Kemampuan Menakar Permasalahan

  • 24 Agustus 2015
  • 00:00 WITA
  • Nasional
  • Dibaca: 2843 Pengunjung

Opini, suaradewata.com- Dalam pergaulan antar bangsa, jati diri bangsa semakin penting artinya, katakanlah sebagai fondasi dari pertahanan nasional bagi NKRI. Setiap bangsa memiliki jati diri yang jelas dan sangat wajar apabila mereka berusaha untuk memelihara dan mempertahankannya, bahkan bersedia untuk berperang. Terlebih di era globalisasi, yang mengusung demokrasi untuk kepentingan liberalisasi perdagangan, akan semakin menekan core values negara berkembang.

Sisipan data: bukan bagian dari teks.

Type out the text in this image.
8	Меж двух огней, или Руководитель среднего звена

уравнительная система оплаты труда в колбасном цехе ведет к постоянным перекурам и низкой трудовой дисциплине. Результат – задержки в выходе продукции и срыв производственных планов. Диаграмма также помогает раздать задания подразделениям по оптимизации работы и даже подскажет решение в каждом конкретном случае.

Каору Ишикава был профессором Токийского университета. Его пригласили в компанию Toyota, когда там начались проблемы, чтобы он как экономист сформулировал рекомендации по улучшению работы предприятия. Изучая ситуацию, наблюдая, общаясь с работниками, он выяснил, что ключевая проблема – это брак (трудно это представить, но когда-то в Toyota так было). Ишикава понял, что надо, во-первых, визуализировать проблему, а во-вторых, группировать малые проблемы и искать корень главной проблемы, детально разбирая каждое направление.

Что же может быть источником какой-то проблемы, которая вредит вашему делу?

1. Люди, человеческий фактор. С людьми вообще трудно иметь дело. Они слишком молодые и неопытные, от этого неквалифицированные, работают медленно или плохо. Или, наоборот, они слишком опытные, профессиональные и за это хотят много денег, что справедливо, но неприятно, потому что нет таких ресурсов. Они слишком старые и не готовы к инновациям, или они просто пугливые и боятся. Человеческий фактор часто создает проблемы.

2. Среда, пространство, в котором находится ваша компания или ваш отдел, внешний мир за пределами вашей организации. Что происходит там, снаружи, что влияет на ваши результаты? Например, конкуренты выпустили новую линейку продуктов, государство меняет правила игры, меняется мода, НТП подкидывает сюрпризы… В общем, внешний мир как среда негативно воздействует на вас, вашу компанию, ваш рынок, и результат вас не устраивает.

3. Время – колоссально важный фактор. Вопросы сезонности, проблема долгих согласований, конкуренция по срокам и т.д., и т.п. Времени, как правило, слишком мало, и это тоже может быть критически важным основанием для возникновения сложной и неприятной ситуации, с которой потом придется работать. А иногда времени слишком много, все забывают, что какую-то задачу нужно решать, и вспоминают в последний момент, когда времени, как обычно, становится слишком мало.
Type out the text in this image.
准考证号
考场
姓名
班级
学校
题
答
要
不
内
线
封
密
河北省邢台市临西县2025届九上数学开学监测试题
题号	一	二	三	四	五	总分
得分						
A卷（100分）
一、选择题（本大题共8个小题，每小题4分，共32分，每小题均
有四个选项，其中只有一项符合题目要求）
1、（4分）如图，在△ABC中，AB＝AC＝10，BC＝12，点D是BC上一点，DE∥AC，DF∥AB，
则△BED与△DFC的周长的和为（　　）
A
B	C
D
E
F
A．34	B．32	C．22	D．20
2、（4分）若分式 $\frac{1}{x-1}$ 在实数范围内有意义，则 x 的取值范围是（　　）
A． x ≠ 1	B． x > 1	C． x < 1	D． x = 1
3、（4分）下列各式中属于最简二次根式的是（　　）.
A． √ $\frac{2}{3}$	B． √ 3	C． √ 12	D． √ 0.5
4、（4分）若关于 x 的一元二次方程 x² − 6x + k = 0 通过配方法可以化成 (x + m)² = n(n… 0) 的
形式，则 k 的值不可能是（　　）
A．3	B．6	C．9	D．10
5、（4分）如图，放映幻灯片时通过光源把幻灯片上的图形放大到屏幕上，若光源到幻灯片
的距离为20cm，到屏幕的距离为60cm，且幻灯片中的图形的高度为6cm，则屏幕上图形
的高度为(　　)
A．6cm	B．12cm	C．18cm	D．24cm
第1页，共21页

Globalisasi nantinya akan mempertajam kesenjangan antara bangsa yang siap, dengan bangsa yang tidak siap untuk survive dan berkembang di era ini.  Baik pihak yang siap, maupun pihak yang belum siap, semuanya membutuhkan informasi mengenai dua hal, yaitu pengetahuan atau informasi tentang kondisi pihaknya sendiri (berbangsa dan bernegara), dan berikutnya pengetahuan tentang dinamika lingkungan strategi (pergaulan antar bangsa). Ketersediaan informasi di era informasi sekarang ini,  menjadi kebutuhan primer bagi semua pihak, terlebih bagi negara berkembang seperti NKRI yang memiliki kekayaan alam yang berlimpah, dan berada di jalan silang dunia. Normatif, penyedia informasi untuk penyelenggaraan pemerintahan adalah pihak intelijen nasional dengan semua jajarannya, yang direkayasa sesuai dengan kebutuhan nasional. “Kenali dirimu, kenali musuhmu, maka engkau tidak akan celaka” (Sun Tzu, buku Seni Perang). Nampaknya masih perlu diperhatikan sampai sekarang ini. Pesan tersebut perlu dipahami dengan baik oleh bangsa Indonesia yang ‘ingin’ dan bertekad untuk dikenal sebagai NKRI.

Tuntutan Intelijen

Secara sederhana, intelijen dituntut untuk menyediakan informasi, data, pengetahuan, yang ‘sempurna’ untuk memenuhi kebutuhan perencanaan, dan pengambilan keputusan.  Secara sederhana pula, dapat ditegaskan bahwa masukan intelijen yang baik, akan menghasilkan perencanaan yang baik, dan selanjutnya pengambilan keputusan yang tepat. Sebaliknya tanpa masukan intelijen yang baik, tidaklah mungkin membuat suatu rencana atau strategi raya atau strategi keamanan nasional yang memenuhi kriteria feasible, acceptable, suitable. Sudah banyak contoh yang memperlihatkan pihak yang lemah mampu memukul pihak yang lebih kuat, oleh karena memiliki intelijen yang baik. Belakangan ini, banyak pihak sering mempertanyakan kinerja lembaga intelijen, yang terkesan tidak optimal, ataukah tidak maksimal, ataukah tidak memenuhi harapan banyak pihak. Memang benar bahwa tolak ukur untuk menakar kinerja jajaran intelijen, akan menjadi bahan perdebatan yang tidak kunjung selesai. Hal ini disebabkan tiga hal, yaitu latar belakang kepentingan yang berbeda, pengetahuan tentang intelijen yang relatif terbatas, dan memahami intelijen dari satu school of thought yang spesifik, misalnya penganut paham Clausewitz yang penganutnya cukup banyak di Nusantara. Mewujudkan supremasi intelijen di era globalisasi untuk kejayaan NKRI, bukanlah perkara sesulit membuat roket keangkasa luar. Modal dasarnya adalah kemauan yang kuat, dan janganlah terlalu ‘Clausewitzian’.  Kemauan yang kuat didasarkan pada kebutuhan yang bersifat mandatory.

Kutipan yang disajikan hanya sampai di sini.